Freaky With Vince Vaughn and Kathryn Newton Looks Like a Lot of Bloody Fun
While theaters are still barely open and not very safe, the trailers keep coming, making us wish and hope that we can get back to the multiplex soon. Or, in this case, we hope that Universal Studios and Blumhouse will do what they did with The Invisible Man and get Freaky to our screens on VOD sooner rather than later. Because Freaky looks great.
The premise of Freaky literally sounds like a Twitter “combine the movies” joke. It’s Freaky Friday … The 13th! But if this trailer is any indication, that concept is kind of genius. Kathryn Newton plays Millie, a “boring” teen girl in high school who no one really notices much (honestly believing that anyone could ignore the luminous Newton requires the biggest suspension of disbelief here). She gets stalked and killed by the local serial killer, as teens in horror movies are wont to do … except she doesn’t die. She switches bodies with the killer.
Cue a teen girl in the body of Vince Vaughn. I love this and it will be fun to see if Vaugh does as good a job playing a young woman as Jack Black did in Jumanji. From what we can see in this preview, both Vaughn and Newton are going to be great in their dual roles and they were clearly having a ball with the premise. I think Vaughn is great casting as a serial killer (anyone else remember him as Norman Bates in the Psycho remake?) and Newton is a great rising star.
Watching this preview just reminds me how well horror and comedy go together, even though that seems like a strange combination. Both genres allow us to skewer (pun completely intended) the mainstream and certain conventions, to expose things as absurd. In some cases, they are worth laughing at, and in others, they’re worth stabbing … but in horror comedies, it’s both.
Of course, this film is also walking a fine line, as many horror movies and comedies are, between being smart and funny … and just being offensive. It seems to be self-aware of horror tropes—and mocks them, with a character screaming “You’re black! I’m gay! We are so dead!” But I hope that means the movie doesn’t fall into any homophobic or sexist stereotypes the way some “girl in a man’s body” and vice versa movie situations might.

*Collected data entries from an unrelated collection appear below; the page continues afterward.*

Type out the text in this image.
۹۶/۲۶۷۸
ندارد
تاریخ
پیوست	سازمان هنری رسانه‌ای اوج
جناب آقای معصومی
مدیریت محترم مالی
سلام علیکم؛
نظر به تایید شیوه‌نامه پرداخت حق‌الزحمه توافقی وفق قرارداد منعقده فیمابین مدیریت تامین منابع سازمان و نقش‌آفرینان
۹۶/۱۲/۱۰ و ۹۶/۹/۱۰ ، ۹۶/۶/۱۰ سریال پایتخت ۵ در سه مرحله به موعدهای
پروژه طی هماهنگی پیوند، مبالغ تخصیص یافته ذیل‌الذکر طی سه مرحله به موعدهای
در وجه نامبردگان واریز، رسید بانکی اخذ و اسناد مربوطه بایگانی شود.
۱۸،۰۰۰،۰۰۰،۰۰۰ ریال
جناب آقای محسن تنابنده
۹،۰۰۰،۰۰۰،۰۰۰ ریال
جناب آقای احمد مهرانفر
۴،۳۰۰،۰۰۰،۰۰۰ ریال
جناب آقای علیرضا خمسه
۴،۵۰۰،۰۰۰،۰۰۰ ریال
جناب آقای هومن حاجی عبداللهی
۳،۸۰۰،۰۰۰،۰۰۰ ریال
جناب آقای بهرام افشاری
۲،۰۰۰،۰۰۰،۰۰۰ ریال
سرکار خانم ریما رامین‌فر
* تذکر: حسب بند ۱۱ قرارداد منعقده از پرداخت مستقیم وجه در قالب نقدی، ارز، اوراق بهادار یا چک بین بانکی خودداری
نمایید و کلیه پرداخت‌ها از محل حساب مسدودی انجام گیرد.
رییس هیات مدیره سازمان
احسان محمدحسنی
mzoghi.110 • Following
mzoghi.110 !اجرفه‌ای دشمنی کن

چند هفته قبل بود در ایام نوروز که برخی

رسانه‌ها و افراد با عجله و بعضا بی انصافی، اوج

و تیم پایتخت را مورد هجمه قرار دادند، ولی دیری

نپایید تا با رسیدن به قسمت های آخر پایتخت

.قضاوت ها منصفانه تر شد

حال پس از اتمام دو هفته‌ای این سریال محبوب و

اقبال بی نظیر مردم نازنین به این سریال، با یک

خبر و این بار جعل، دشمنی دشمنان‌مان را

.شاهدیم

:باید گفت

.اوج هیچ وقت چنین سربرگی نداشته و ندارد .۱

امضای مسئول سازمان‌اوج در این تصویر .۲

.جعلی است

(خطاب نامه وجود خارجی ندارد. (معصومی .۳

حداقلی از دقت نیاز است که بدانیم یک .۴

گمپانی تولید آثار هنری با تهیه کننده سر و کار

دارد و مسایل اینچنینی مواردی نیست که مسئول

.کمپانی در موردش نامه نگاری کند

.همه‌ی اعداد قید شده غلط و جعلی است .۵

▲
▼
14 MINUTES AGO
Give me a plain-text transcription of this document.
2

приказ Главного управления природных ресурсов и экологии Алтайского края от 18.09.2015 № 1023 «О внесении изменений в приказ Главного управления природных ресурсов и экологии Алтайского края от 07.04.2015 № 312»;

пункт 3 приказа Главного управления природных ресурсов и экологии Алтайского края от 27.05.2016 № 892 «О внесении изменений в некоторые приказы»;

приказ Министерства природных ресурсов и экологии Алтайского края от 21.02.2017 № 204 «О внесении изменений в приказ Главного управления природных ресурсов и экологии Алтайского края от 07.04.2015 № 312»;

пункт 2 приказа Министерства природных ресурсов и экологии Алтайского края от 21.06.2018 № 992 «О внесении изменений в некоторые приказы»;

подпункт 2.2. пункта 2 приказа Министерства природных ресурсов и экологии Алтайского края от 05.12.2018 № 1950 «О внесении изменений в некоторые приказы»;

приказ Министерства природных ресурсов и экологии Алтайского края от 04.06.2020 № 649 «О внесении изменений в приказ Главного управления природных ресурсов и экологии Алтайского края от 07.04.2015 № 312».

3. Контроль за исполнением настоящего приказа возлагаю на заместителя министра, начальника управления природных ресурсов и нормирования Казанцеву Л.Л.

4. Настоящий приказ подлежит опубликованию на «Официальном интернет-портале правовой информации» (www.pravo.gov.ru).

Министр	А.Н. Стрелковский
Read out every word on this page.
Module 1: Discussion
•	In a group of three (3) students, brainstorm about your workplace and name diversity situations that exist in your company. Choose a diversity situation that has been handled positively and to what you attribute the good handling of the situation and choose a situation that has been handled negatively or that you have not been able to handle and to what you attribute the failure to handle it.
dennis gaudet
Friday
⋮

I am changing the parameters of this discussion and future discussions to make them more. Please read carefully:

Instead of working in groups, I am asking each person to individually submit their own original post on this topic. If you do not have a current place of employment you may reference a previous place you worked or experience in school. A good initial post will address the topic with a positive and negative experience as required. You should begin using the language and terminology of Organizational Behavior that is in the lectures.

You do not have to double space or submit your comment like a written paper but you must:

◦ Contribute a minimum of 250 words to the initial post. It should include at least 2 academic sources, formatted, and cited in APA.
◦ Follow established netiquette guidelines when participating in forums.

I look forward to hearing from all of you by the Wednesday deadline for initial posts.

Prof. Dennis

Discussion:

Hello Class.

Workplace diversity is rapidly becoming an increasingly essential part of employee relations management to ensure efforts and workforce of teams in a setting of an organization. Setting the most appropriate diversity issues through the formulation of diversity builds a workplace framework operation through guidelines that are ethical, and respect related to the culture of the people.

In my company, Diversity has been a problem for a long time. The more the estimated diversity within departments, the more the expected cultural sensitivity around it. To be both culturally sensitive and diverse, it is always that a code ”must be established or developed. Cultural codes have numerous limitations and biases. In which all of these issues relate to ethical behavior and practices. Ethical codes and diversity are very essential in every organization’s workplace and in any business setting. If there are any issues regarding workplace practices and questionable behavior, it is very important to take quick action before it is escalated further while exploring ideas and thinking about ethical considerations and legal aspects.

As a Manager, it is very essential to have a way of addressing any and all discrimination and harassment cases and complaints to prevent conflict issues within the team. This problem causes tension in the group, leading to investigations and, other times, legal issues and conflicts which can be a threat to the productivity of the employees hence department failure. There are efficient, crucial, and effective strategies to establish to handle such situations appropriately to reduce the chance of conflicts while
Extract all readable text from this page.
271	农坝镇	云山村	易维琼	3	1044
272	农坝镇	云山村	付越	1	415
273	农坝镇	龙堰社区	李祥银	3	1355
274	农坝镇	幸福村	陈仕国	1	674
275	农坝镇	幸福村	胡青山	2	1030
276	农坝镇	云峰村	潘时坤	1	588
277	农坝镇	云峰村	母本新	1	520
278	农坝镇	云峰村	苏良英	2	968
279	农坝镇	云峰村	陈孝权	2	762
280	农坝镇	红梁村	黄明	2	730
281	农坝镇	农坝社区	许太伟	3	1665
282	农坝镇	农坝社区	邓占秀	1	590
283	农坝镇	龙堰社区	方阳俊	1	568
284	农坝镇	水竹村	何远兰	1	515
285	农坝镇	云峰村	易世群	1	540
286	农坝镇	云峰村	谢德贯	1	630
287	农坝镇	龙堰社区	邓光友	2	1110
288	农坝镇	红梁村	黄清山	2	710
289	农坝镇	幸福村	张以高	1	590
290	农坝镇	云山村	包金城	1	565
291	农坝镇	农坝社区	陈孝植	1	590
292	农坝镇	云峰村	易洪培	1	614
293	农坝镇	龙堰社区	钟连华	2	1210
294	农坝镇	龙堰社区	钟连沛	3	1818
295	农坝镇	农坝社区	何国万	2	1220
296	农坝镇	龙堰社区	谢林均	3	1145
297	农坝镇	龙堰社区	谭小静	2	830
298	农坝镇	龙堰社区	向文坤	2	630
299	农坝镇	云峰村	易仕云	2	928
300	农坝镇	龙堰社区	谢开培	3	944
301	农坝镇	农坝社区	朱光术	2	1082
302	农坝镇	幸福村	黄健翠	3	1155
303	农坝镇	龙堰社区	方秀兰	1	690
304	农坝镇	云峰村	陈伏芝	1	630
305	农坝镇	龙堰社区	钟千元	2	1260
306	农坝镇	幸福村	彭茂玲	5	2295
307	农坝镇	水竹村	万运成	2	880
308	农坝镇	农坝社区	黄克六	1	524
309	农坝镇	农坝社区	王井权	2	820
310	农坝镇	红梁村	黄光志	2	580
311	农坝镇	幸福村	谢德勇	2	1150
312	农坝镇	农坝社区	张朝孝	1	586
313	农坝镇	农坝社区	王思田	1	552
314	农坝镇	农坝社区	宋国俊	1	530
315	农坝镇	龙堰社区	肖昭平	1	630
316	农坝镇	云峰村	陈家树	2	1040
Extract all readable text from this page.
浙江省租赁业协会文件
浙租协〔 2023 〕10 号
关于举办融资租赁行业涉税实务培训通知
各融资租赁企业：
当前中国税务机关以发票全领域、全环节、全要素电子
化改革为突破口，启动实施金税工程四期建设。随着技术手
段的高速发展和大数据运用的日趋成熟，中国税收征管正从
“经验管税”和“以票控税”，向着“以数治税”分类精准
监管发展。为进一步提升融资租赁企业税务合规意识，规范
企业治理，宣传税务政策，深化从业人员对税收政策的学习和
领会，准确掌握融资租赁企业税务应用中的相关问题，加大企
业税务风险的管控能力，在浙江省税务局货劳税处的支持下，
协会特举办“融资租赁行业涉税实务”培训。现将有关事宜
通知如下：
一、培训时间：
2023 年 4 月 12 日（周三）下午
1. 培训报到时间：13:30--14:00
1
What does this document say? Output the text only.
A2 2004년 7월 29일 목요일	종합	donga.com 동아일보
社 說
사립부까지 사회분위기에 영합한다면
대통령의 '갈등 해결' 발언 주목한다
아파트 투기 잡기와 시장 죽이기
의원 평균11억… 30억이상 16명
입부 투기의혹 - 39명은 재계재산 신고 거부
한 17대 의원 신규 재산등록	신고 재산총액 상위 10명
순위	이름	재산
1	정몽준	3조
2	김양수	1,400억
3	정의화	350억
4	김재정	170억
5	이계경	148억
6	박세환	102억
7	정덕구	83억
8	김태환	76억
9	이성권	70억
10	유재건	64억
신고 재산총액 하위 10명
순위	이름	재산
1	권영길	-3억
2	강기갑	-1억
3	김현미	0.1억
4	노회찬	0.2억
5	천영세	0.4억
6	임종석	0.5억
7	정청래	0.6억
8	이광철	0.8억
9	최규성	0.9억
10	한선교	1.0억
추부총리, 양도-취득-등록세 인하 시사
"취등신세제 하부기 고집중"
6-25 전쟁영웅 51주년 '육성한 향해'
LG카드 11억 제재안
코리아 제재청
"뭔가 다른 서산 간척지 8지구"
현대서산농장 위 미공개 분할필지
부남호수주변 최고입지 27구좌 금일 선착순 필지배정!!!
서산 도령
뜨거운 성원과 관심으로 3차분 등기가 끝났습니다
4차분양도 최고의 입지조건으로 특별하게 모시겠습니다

Overall my hopes are high for Freaky, which is set for the tongue-in-cheek release date of Friday, November 13th. As I said, it would be nice if theaters were open by then, but as noted, this is a release from Universal and Blumhouse who have been the most willing to get their products out via VOD, so I’m hopeful that I will be able to safely watch Freaky … at some point before 2020 ends.